Google a commencé à entraîner ses modèles d'IA sur les médias téléchargés par les utilisateurs via ses services de recherche, exposant Alphabet à des amendes potentielles GDPR pouvant atteindre 4 % du chiffre d'affaires mondial.
Google a élargi la collecte de données d'entraînement de son IA pour inclure les médias téléchargés par les utilisateurs sur ses services liés à la recherche, un changement de politique que les défenseurs de la vie privée jugent contraire aux exigences de consentement en vertu de la législation européenne sur la protection des données.
Le Règlement général sur la protection des données prévoit des amendes pouvant atteindre 4 % du chiffre d'affaires annuel mondial d'une entreprise pour le traitement de données personnelles sans consentement explicite, selon le texte du règlement. Google n'a pas indiqué si les utilisateurs seraient invités à donner leur autorisation avant que leurs médias téléchargés n'intègrent les pipelines d'entraînement.
Ce changement concerne les médias téléchargés via les outils de recherche Google, notamment les images et autres fichiers que les utilisateurs soumettent pour des fonctions liées à la recherche. Auparavant, la collecte de données d'entraînement de l'IA de Google se concentrait sur les requêtes de recherche et le comportement de navigation, et non sur le contenu téléchargé par les utilisateurs. L'entreprise n'a pas précisé quand cette nouvelle politique est entrée en vigueur ni si un mécanisme d'exclusion existe.
Cette expansion de la politique introduit un risque réglementaire et de réputation important pour Alphabet. Les poursuites pour violation de la vie privée et les enquêtes réglementaires, notamment au titre du GDPR en Europe, pourraient entraîner des amendes se chiffrant en milliards. L'incertitude autour des coûts de conformité pourrait peser sur les actions GOOGL à court terme.
Élargissement du périmètre de collecte de données
Ce changement intervient alors que Google et ses concurrents de la Big Tech font l'objet d'un examen de plus en plus minutieux sur la manière dont ils collectent les données pour entraîner leurs modèles d'IA. Meta Platforms, Amazon et Microsoft ont chacun été confrontés à des questions similaires concernant leurs pratiques en matière de données, les régulateurs européens et américains exigeant une plus grande transparence.
Les services de recherche de Google traitent des milliards de requêtes chaque jour, et l'ajout des médias téléchargés par les utilisateurs à ses ensembles de données d'entraînement élargit à la fois le volume et le type de données disponibles pour le développement de modèles.

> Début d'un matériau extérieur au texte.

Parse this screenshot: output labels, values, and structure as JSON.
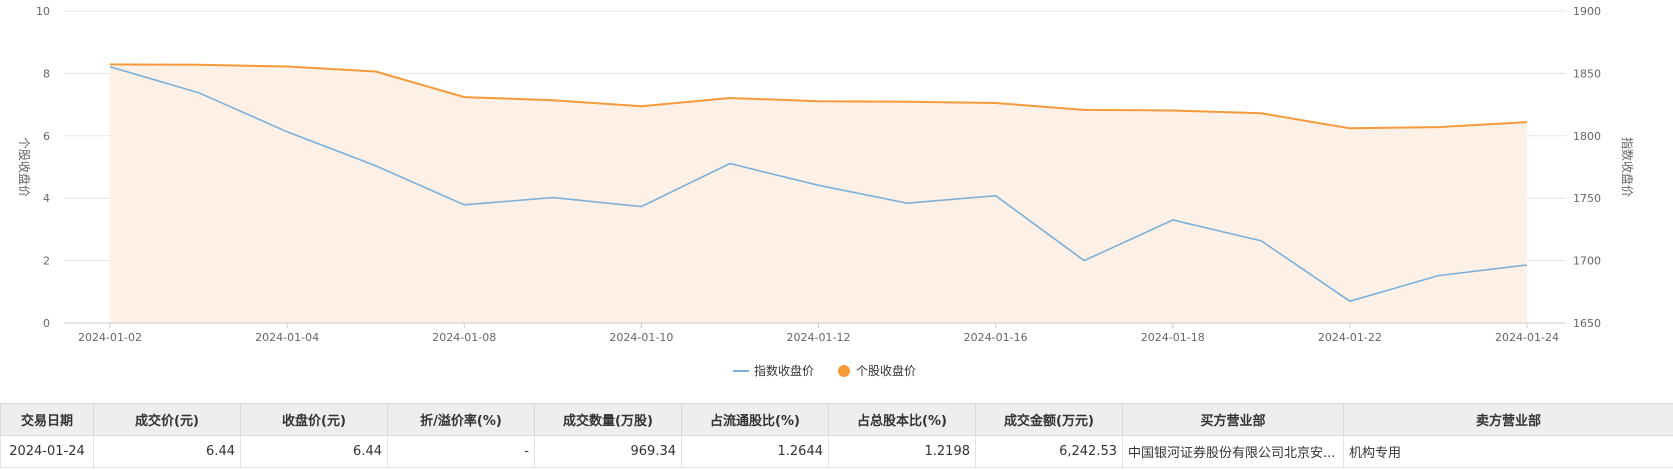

L'entreprise n'a pas divulgué quels modèles d'IA spécifiques seront entraînés sur ces nouvelles données ni si ces données alimenteront sa famille de modèles Gemini.
Ce changement de politique soulève également des questions sur la conservation et la suppression des données. En vertu du GDPR, les utilisateurs ont le droit de demander la suppression de leurs données personnelles, mais il reste à déterminer comment Google supprimerait les données déjà intégrées dans des modèles d'IA entraînés — un défi technique qui a laissé l'industrie perplexe.
Répercussions sur l'industrie
Cette initiative pourrait relancer le débat sur l'éthique de l'IA et la confidentialité des données dans l'ensemble du secteur technologique. Si les régulateurs prennent des mesures contre Google, le précédent pourrait affecter la manière dont Meta, Amazon et Microsoft abordent la collecte de données d'entraînement. Le Comité européen de la protection des données a manifesté un intérêt croissant pour les pratiques de collecte de données d'entraînement de l'IA, et ce changement de politique de Google pourrait accélérer les enquêtes formelles.
Pour les investisseurs d'Alphabet, la question clé est de savoir si les amendes potentielles et les coûts de conformité affecteront matériellement les bénéfices. Les amendes GDPR sont calculées en pourcentage du chiffre d'affaires mondial, et l'échelle d'Alphabet signifie que même une fraction de l'amende maximale représenterait une somme significative. Les actions GOOGL subissent une pression à court terme alors que le marché intègre l'incertitude réglementaire.
Cet article est fourni à titre d'information uniquement et ne constitue pas un conseil en investissement.